Five models were created comparing the likelihood of being diagnosed with a more advance stage tumor (stage 3-4 vs. stage 1-2) between the most disadvantage quartile and the most advantaged group quartile. They found significant relationships for low versus high economic segregation for both the most disadvantaged quartile (odds ratio, 1.36; P < .05) and the second-most disadvantaged quartile (OR, 1.43; P < .05); low-income Black versus high-income White patients in both the most disadvantage quartile (OR, 1.55; P < .05) and the second-most disadvantaged quartile (OR, 1.44; P < .05); Hispanic versus non-Hispanic ethnicity in the most disadvantaged quartile (OR, 1.32; P < .05), and low-income Hispanics versus high-income Whites in both the most disadvantaged quartile (OR, 1.43; P < .05) and the second-most disadvantaged quartile (OR, 1.56; P < .05).

Black patients were more likely to be diagnosed with triple-negative breast cancer than White patients (25.1% vs. 12.5%; P < .001).

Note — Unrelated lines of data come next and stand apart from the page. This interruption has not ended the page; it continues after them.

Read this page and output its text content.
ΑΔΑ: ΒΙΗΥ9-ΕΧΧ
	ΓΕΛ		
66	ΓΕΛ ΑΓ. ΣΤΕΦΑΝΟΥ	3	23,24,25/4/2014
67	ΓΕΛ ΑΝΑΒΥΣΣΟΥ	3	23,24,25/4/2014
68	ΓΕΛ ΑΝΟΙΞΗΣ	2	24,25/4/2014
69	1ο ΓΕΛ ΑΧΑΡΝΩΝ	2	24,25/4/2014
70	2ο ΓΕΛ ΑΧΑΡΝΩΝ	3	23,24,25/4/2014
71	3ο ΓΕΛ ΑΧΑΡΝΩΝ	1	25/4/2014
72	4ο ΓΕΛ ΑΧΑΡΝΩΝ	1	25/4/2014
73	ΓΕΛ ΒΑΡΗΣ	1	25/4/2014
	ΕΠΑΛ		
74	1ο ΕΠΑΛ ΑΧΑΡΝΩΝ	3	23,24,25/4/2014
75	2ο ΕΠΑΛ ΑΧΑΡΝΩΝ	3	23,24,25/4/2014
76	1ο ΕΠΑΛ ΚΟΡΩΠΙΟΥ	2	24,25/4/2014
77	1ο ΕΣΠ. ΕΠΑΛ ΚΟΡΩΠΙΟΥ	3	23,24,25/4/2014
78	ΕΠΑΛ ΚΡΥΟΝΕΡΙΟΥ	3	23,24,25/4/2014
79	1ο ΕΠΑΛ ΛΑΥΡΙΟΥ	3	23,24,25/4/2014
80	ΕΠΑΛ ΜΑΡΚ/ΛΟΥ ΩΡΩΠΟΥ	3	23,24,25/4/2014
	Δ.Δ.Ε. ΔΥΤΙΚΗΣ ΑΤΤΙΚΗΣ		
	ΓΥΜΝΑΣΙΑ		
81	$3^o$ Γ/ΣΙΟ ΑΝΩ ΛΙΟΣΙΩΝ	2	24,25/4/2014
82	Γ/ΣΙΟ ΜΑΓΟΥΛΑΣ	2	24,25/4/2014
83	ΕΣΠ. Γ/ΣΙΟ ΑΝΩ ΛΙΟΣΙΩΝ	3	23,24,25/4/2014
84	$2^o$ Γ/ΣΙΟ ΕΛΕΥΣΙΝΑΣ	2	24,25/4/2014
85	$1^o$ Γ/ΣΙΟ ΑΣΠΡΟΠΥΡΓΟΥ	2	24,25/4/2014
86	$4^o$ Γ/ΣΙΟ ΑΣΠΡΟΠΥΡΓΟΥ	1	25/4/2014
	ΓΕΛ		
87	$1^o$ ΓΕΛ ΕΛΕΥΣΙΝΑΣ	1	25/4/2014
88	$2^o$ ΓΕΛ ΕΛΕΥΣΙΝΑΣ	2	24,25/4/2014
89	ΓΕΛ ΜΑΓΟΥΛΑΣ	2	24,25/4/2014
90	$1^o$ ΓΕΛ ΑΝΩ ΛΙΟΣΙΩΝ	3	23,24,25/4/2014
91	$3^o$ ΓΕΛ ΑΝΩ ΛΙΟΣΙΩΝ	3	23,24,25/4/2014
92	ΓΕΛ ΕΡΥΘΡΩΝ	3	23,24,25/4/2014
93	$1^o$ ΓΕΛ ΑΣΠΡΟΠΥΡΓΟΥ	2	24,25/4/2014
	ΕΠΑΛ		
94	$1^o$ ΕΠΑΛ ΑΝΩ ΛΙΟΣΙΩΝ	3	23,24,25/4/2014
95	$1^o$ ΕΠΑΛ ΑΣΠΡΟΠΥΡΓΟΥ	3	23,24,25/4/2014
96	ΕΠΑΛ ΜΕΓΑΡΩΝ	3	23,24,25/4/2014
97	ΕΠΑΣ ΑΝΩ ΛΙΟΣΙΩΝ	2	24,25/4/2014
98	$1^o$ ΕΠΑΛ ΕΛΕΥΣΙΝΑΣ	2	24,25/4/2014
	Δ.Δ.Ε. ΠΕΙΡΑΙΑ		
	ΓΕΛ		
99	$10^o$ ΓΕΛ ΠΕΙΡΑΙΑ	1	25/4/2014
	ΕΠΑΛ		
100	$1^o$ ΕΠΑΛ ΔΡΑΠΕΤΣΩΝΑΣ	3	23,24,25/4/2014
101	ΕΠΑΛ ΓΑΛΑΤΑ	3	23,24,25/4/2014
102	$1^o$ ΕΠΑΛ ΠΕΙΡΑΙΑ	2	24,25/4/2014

The findings suggest that both economically disadvantaged patients and those in racially or ethnically marginalized neighborhoods had a greater probability of having later-stage disease at diagnosis. The researchers controlled for age, insurance status, tumor subtype, and comorbidities like diabetes, coronary artery disease, and hyperlipidemia.

“This study adds insight to a growing body of literature that demonstrate how the ecological effects of structural racism – expressed through poverty and residential segregation – shape cancer outcomes across patients of all races [and] ethnicities,” Dr. Goel said.

Dr. Goel has no relevant financial disclosures.